The savior of Iris is a brash and opinionated city slicker named Maggie Richmond (Liana Liberato). It’s not enough that she puts the boys in their place, but then the rest of the community must immediately dislike the out-of-towner too. Maggie has barely made it to her seat in her homeroom class when she’s crassly snubbed by the stuffy science teacher and put down by the bitchy rich girl. Stephens trots out such tropes without a shred of irony.

Served up after that are other egregious cliches, one after another. All the boys in high school, save the sensitive Jeff, of course, must be thick-headed neanderthals. The women in town are played as such chatty and judgmental cranks, you half expect them to break into a chorus of “Pick a Little, Talk a Little.”And then there’s the matter of a legendary suicide hanging over the history of the town. The notorious death even took place in a nearby watering hole, as if director and screenwriter had never heard of poor ol’ Billy Joe McAllister and his problems on the Tallahatchie Bridge.

The film succeeds far more when it focuses on Iris and Maggie’s relationship. They not only become friends, but the more experienced girl introduces her new charge to lipstick, booze, and more out-of-the-box thinking. Those are cliches too, but at least the two underplay them. Hayward and Liberato have great chemistry together, and Stephens does admirably by them, never pushing their line readings or gestures to caricature. In fact, the two performances work best when they are quietly reacting to each other or what’s going on around them, with nary a word of dialogue from the problematic script.

Such moments counter the overripe dialogue the adult characters get handed, though Jordano Spiro, Shea Whigham, and Tony Hale do their best to make sense of broadly written roles. At one point Iris’ oversexed mother says the following while flirting with farmhand Jeff – “Just ‘cause your momma went and drowned herself, don’t mean you gotta be scared of every woman you know.”  Spiro tries to lightly throw the line away but it still lands with a thud.

There’s a lot of weighty dialogue like that throughout, including a ton of talk about sex. Amongst topics discussed are how breasts can poke out of prom dresses, the manliness of actor Peter Lawford, and how to attract boys at school with the right come-hither looks. For a film so preoccupied with sex, it’s unfortunate that the script ignores a burgeoning attraction between Iris and Maggie. Instead, it opts to explore more of the bespectacled girl’s flirtations with Jeff. The film could have been daring like Donna Deitch’s lesbian love story DESERT HEARTS in 1985, or Abdellatif Kechiche’s BLUE IS THE WARMEST COLOR in 2013, but here, such sexual ambitions are skirted.

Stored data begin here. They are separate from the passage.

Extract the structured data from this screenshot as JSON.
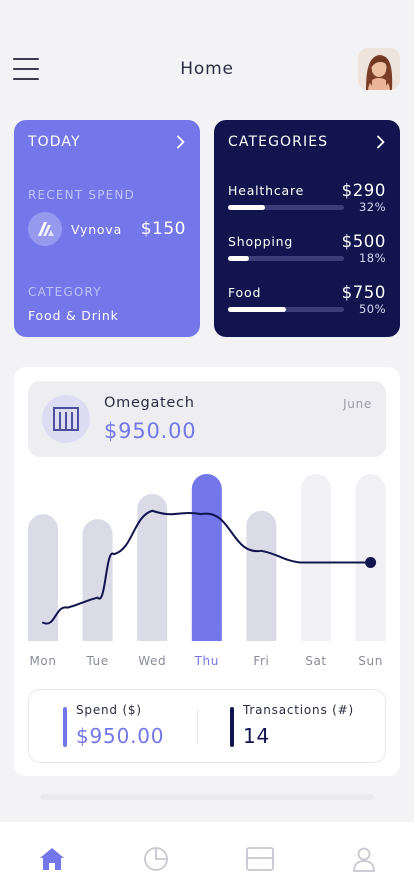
{
  "header": {
    "title": "Home"
  },
  "today": {
    "heading": "TODAY",
    "recent_label": "RECENT SPEND",
    "merchant": "Vynova",
    "amount": "$150",
    "category_label": "CATEGORY",
    "category": "Food & Drink"
  },
  "categories": {
    "heading": "CATEGORIES",
    "items": [
      {
        "name": "Healthcare",
        "amount": "$290",
        "percent": "32%",
        "fill": 0.32
      },
      {
        "name": "Shopping",
        "amount": "$500",
        "percent": "18%",
        "fill": 0.18
      },
      {
        "name": "Food",
        "amount": "$750",
        "percent": "50%",
        "fill": 0.5
      }
    ]
  },
  "company": {
    "name": "Omegatech",
    "amount": "$950.00",
    "month": "June"
  },
  "chart_data": {
    "type": "bar",
    "categories": [
      "Mon",
      "Tue",
      "Wed",
      "Thu",
      "Fri",
      "Sat",
      "Sun"
    ],
    "bar_values": [
      0.76,
      0.73,
      0.88,
      1.0,
      0.78,
      1.0,
      1.0
    ],
    "bar_states": [
      "past",
      "past",
      "past",
      "selected",
      "past",
      "future",
      "future"
    ],
    "highlight_index": 3,
    "line_values": [
      0.11,
      0.2,
      0.26,
      0.52,
      0.78,
      0.76,
      0.54,
      0.47,
      0.47
    ],
    "line_x": [
      0.0,
      0.45,
      1.0,
      1.3,
      2.0,
      2.9,
      4.0,
      4.7,
      6.0
    ]
  },
  "stats": {
    "spend_label": "Spend ($)",
    "spend_value": "$950.00",
    "tx_label": "Transactions (#)",
    "tx_value": "14"
  },
  "colors": {
    "accent": "#7477ea",
    "navy": "#12154d",
    "bar_past": "#dadbe7",
    "bar_future": "#f1f1f5"
  },
  "tabs": [
    {
      "icon": "home-icon"
    },
    {
      "icon": "pie-chart-icon"
    },
    {
      "icon": "card-icon"
    },
    {
      "icon": "profile-icon"
    }
  ]
}
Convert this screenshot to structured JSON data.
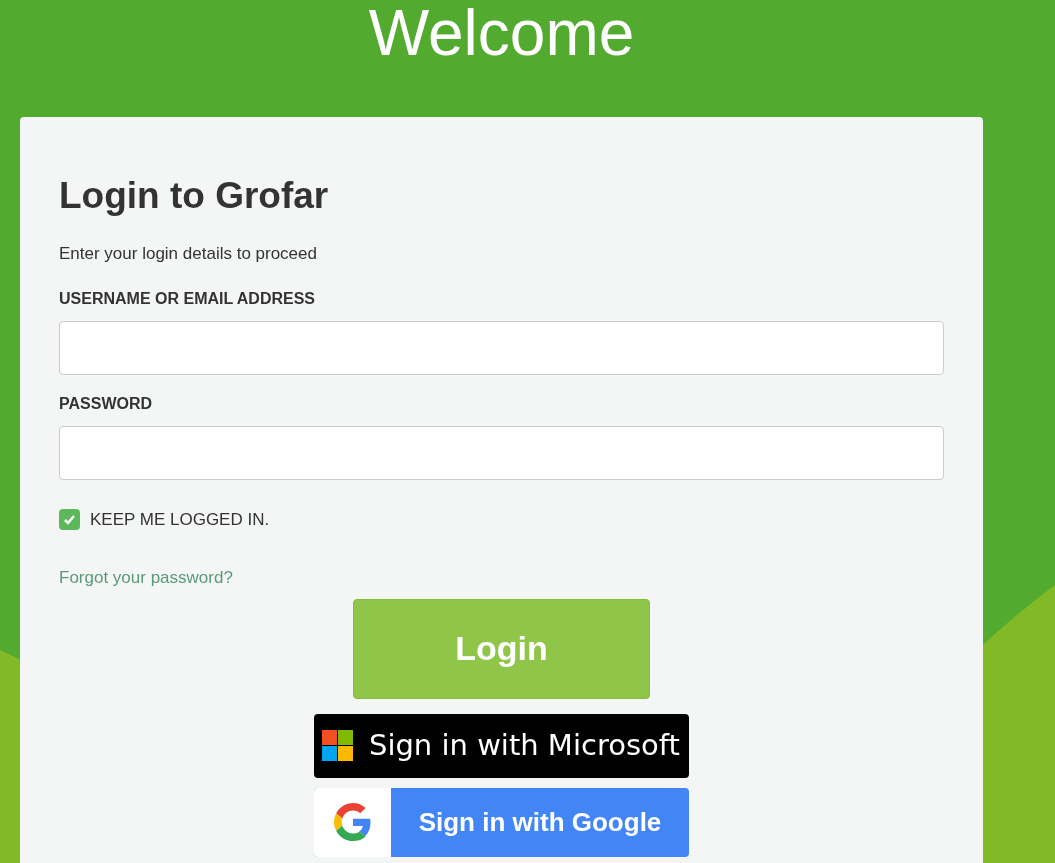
{
  "hero": {
    "title": "Welcome"
  },
  "card": {
    "title": "Login to Grofar",
    "subtitle": "Enter your login details to proceed",
    "fields": [
      {
        "label": "USERNAME OR EMAIL ADDRESS"
      },
      {
        "label": "PASSWORD"
      }
    ],
    "keep_logged_in": {
      "label": "KEEP ME LOGGED IN.",
      "checked": true
    },
    "forgot_link": "Forgot your password?",
    "login_button": "Login",
    "social_buttons": [
      {
        "kind": "microsoft",
        "label": "Sign in with Microsoft"
      },
      {
        "kind": "google",
        "label": "Sign in with Google"
      }
    ]
  }
}
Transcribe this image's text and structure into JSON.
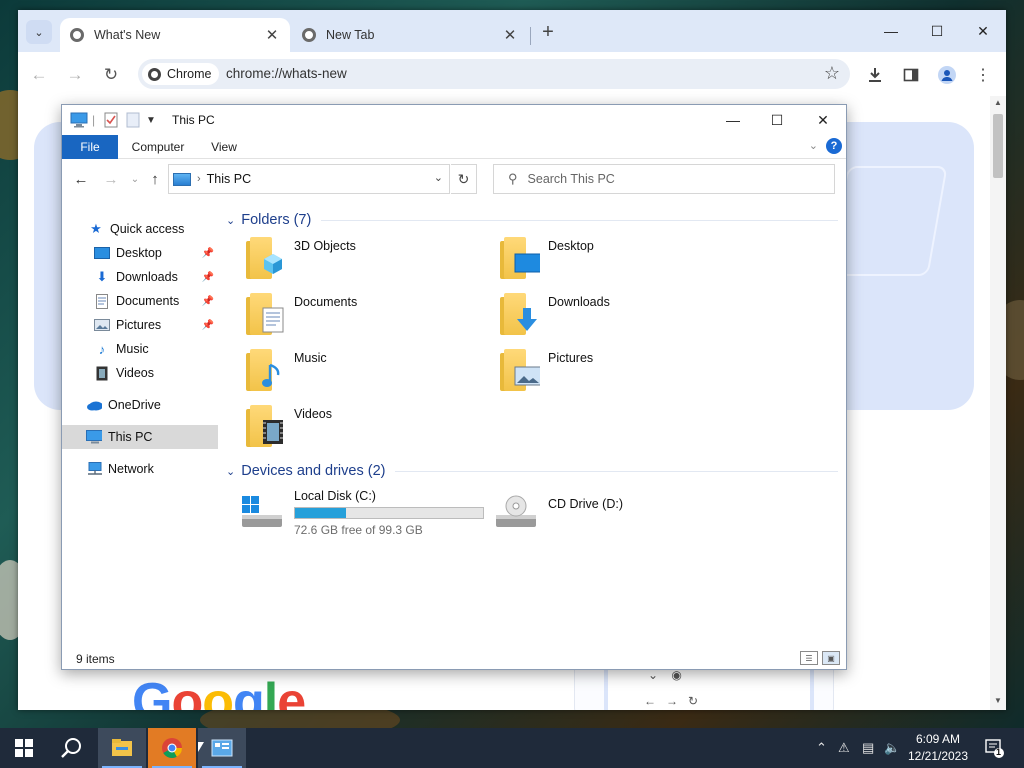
{
  "browser": {
    "tabs": [
      {
        "title": "What's New",
        "active": true
      },
      {
        "title": "New Tab",
        "active": false
      }
    ],
    "chip_label": "Chrome",
    "url": "chrome://whats-new",
    "page": {
      "logo_text": "Google"
    }
  },
  "explorer": {
    "title": "This PC",
    "ribbon_tabs": [
      "File",
      "Computer",
      "View"
    ],
    "address_path": "This PC",
    "search_placeholder": "Search This PC",
    "nav": {
      "quick_access": "Quick access",
      "quick_items": [
        {
          "label": "Desktop",
          "icon": "desktop-icon",
          "pinned": true
        },
        {
          "label": "Downloads",
          "icon": "downloads-icon",
          "pinned": true
        },
        {
          "label": "Documents",
          "icon": "documents-icon",
          "pinned": true
        },
        {
          "label": "Pictures",
          "icon": "pictures-icon",
          "pinned": true
        },
        {
          "label": "Music",
          "icon": "music-icon",
          "pinned": false
        },
        {
          "label": "Videos",
          "icon": "videos-icon",
          "pinned": false
        }
      ],
      "onedrive": "OneDrive",
      "this_pc": "This PC",
      "network": "Network"
    },
    "folders_header": "Folders (7)",
    "folders": [
      {
        "label": "3D Objects",
        "icon": "3d-objects-icon"
      },
      {
        "label": "Desktop",
        "icon": "desktop-folder-icon"
      },
      {
        "label": "Documents",
        "icon": "documents-folder-icon"
      },
      {
        "label": "Downloads",
        "icon": "downloads-folder-icon"
      },
      {
        "label": "Music",
        "icon": "music-folder-icon"
      },
      {
        "label": "Pictures",
        "icon": "pictures-folder-icon"
      },
      {
        "label": "Videos",
        "icon": "videos-folder-icon"
      }
    ],
    "drives_header": "Devices and drives (2)",
    "drives": [
      {
        "label": "Local Disk (C:)",
        "free_text": "72.6 GB free of 99.3 GB",
        "used_fraction": 0.269
      },
      {
        "label": "CD Drive (D:)"
      }
    ],
    "status_count": "9 items"
  },
  "taskbar": {
    "time": "6:09 AM",
    "date": "12/21/2023",
    "notification_count": "1"
  },
  "colors": {
    "file_tab": "#1966c1",
    "group_header": "#1e3f8c",
    "drive_bar": "#26a0da",
    "taskbar": "#1f2a3a"
  }
}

More strongly realized are the visual details in this period piece, particularly the costumes by Kiersten Hardgrover and Jessica Zavala. Jonathan Guggenheim’s production design is strongly realized too, although the cars all look too pristine for a rural community. Points too for getting the hairstyling accurate as well. The boys’ haircuts all look high and tight as they were during that period.

TO THE STARS tries for scale and scope, striving to say profound things about sexism, religious piety, and narrow thinking, commenting as much about today’s times as those of the film’s period. A lot of it rings true, acutely hitting its targets, but too much of it is done with a heavy hand. When the film is more subtle and lets its two leads shine, that’s when it rises higher and almost hits the stars.